Sin embargo, mi metedura de pata no quedó en el olvido. Como si todo siguiera igual, ella me organizó una cita en un hotel de la carretera de Burgos. Fuimos por separado. Acudí a la hora fijada. Fui directamente a la habitación que me había dicho y llamé a la puerta. Cuando me abrió, la vi con la máscara veneciana, unas botas que subían por encima de la rodilla, y ropa de encaje muy sensual. Estaba preciosa. Me sonrió y me enseñó una cinta de tela negra, me agarró por los hombros y me giró para que le diera la espalda y me puso la cinta sobre los ojos y la ató. Me besó el cuello y volvió a girar para que caminara hacia el interior de la habitación. Olía a cera; había velas encendidas. Y música. Aunque la música de Marilyn Manson ha tenido pocos votos, admitan que habría quedado bien que en aquella habitación de hotel sonara su versión de Sweet dreams.

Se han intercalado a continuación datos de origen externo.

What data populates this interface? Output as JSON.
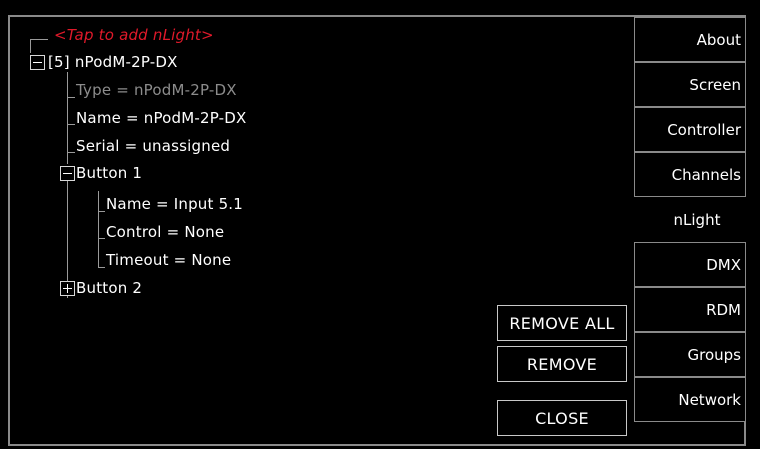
{
  "tree": {
    "add_prompt": "<Tap to add nLight>",
    "device": "[5] nPodM-2P-DX",
    "type": "Type = nPodM-2P-DX",
    "name": "Name = nPodM-2P-DX",
    "serial": "Serial = unassigned",
    "button1": {
      "label": "Button 1",
      "name": "Name = Input 5.1",
      "control": "Control = None",
      "timeout": "Timeout = None"
    },
    "button2": {
      "label": "Button 2"
    }
  },
  "actions": {
    "remove_all": "REMOVE ALL",
    "remove": "REMOVE",
    "close": "CLOSE"
  },
  "tabs": {
    "about": "About",
    "screen": "Screen",
    "controller": "Controller",
    "channels": "Channels",
    "nlight": "nLight",
    "dmx": "DMX",
    "rdm": "RDM",
    "groups": "Groups",
    "network": "Network",
    "active": "nLight"
  },
  "colors": {
    "accent_red": "#e0192a",
    "dim_text": "#8c8c8c",
    "border": "#8a8a8a"
  }
}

Lo que pasó durante las siguientes horas —más de veinte— daría para al menos un capítulo entero de estas narraciones. Sufrí y disfruté a partes iguales. Pero sin duda me habría ocurrido algo realmente malo si mi compañero de piso no hubiera aparecido cuando yo llevaba allí casi un día entero. Beba había hecho con mi cuerpo y con mi mente un trabajo sucio, humillándome, grabándome y amenazándome con difundir esas imágenes entre cualquiera que me conozca. Pero también me descubrió placeres que mi cuerpo me ofrecía y que nunca habría imaginado. Comprendí el encanto de lo que hasta entonces había visto como perversiones. La cera derretida sobre mi piel, la falta de oxígeno en momentos especiales, azotes y mordiscos, el calor de lo que fuera que chorreaba de su vagina sobre mis piernas… en fin. No les aburro con los detalles.

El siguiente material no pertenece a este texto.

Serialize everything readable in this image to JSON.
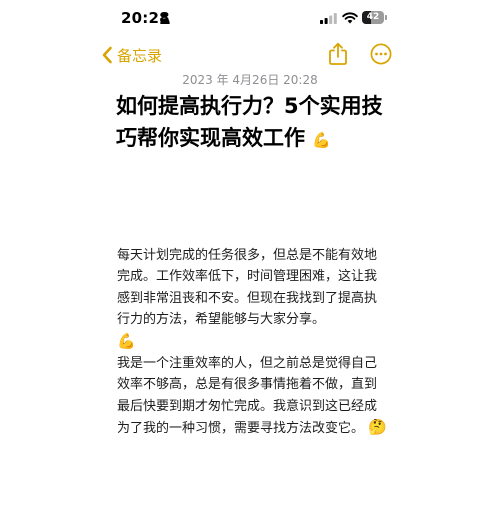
{
  "status_bar": {
    "time": "20:28",
    "battery_level": "42",
    "battery_fraction": 0.42,
    "icons": [
      "person-icon",
      "cellular-signal-icon",
      "wifi-icon",
      "battery-icon"
    ]
  },
  "nav": {
    "back_label": "备忘录",
    "accent_color": "#d9a400",
    "icons": [
      "chevron-left-icon",
      "share-icon",
      "more-options-icon"
    ]
  },
  "note": {
    "date": "2023 年 4月26日 20:28",
    "title": "如何提高执行力？5个实用技巧帮你实现高效工作",
    "title_emoji": "💪",
    "paragraph_1": "每天计划完成的任务很多，但总是不能有效地完成。工作效率低下，时间管理困难，这让我感到非常沮丧和不安。但现在我找到了提高执行力的方法，希望能够与大家分享。",
    "paragraph_1_emoji": "💪",
    "paragraph_2": "我是一个注重效率的人，但之前总是觉得自己效率不够高，总是有很多事情拖着不做，直到最后快要到期才匆忙完成。我意识到这已经成为了我的一种习惯，需要寻找方法改变它。",
    "paragraph_2_emoji": "🤔"
  }
}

Yo andaba ya deshidratado, confundido y entregado cuando Ernesto Mendoza llamó a la puerta de la habitación. Según luego me contó mi amigo, apuntó con una pistola a Beba. Le quitó tres dispositivos de grabación: un móvil, una tableta y una videocámara. Me desató y nos fuimos. En el coche me dijo:

—Las pelirrojas son seres superiores, Santi.

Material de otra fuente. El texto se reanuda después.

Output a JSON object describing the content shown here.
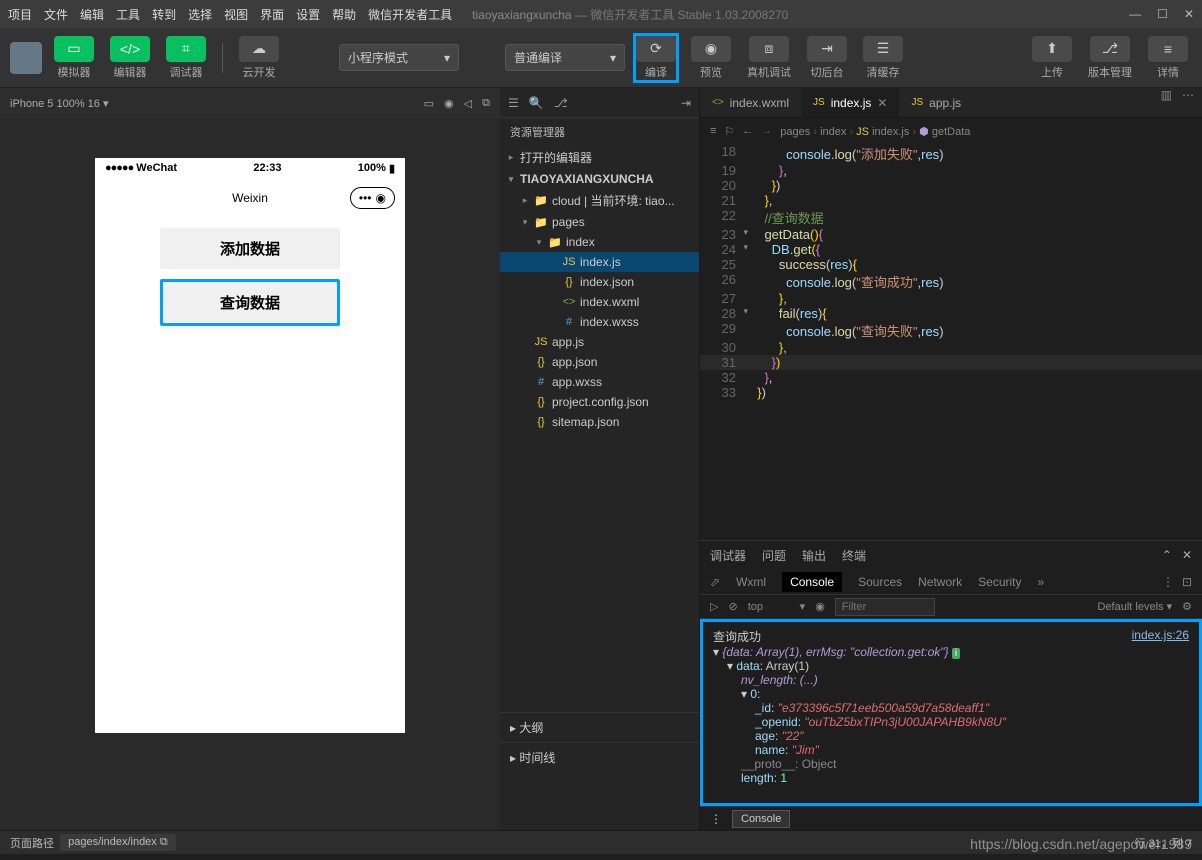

Nunca volví a verla. Contra todas las recomendaciones de mi amigo, un día me acerqué a su galería y estaba cerrada. Luego fui otro día y la única persona que había dentro era un hombre de unos 60 años. Entré, pregunté por ella y me dijo que estaba fuera, de viaje, que tardaría en volver. Durante meses traté de dar con ella a través de varias personas que podrían conocerla, pero nada. Algún rastro decía que podía estar en Ecuador.

Pero no he conseguido olvidarla. Una noche de borrachera, Mendoza me explicó muchas cosas sobre la galerista ninfómana que yo desconocía y me contó también cómo supo dónde encontrarme y por qué fue armado hasta allí. Todo eso, de momento, me lo guardo.

Besos salados, Beba, donde quiera que estés.

Escritor de ustedes. Para ustedes. Con ustedes.